After years of Pages Router, we moved our entire workflow to App Router. What changed, what broke, and why we'd do it again.

When Next.js dropped the App Router, the community was split. Some embraced it right away, others called it overcomplicated. We waited, tested it out, and eventually moved all new projects to App Router. Right call.

What We Gained

Server Components by default. Biggest win: components don't ship JS to the client unless they need to. Our bundle sizes dropped hard. Pages that shipped 200KB of client JS went down to 40KB because most rendering happens server-side.

Nested layouts. Shared UI (headers, sidebars, nav) that sticks around across route changes without re-rendering. Used to be painful with Pages Router. Now it's just built in.

Streaming and Suspense. We can show loading states for slow data fetches without blocking the whole page. The shell renders instantly, content fills in as data arrives. Users perceive it as faster even when total load time is similar.

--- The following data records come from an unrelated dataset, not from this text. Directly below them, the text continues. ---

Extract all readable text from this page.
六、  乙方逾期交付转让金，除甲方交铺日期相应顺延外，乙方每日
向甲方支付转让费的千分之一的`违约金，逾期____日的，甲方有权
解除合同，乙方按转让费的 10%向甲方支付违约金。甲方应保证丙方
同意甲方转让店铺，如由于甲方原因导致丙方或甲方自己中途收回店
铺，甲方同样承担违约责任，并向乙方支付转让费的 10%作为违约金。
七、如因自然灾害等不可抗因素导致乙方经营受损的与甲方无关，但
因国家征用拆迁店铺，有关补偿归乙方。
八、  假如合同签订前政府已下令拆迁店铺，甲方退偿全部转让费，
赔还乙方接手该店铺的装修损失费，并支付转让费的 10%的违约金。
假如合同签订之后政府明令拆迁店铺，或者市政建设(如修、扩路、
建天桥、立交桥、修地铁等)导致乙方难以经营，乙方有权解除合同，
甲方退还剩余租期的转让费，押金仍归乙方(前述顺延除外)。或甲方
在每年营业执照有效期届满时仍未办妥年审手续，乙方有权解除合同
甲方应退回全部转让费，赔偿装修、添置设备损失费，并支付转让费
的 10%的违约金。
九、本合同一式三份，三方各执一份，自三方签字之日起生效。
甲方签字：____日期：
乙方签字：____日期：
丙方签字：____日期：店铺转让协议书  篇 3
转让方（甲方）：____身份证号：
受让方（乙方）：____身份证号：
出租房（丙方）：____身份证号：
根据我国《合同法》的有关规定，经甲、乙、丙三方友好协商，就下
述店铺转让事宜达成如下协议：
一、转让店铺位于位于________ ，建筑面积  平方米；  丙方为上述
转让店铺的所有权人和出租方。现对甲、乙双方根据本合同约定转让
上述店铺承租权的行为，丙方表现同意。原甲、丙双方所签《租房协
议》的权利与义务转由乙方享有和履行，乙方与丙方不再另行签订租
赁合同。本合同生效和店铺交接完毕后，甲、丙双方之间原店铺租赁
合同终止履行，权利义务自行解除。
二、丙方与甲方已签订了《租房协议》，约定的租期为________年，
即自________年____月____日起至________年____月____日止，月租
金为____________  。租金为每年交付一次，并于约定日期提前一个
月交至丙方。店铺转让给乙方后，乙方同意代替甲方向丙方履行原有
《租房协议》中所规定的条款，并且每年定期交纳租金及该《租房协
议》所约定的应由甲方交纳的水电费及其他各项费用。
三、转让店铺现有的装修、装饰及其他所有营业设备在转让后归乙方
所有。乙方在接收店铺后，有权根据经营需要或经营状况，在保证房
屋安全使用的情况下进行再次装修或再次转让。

Colocation. loading.js, error.js, and page.js in the same directory. Makes the codebase way easier to navigate. Everything for a route lives together.

What Was Painful

The 'use client' boundary took time to click. Figuring out when you need client interactivity vs. server rendering requires a mental shift. We spent a few weeks debugging hydration mismatches before it all made sense.

Third-party library compatibility was rough at first. Many React libraries assumed client-side rendering. Most have caught up by now, but in early 2025 it was a real pain point.

The Verdict

App Router is our default for every project now. Performance benefits alone justify the learning curve. If you're still on Pages Router, no rush to migrate existing stuff. But for anything new, App Router is the move.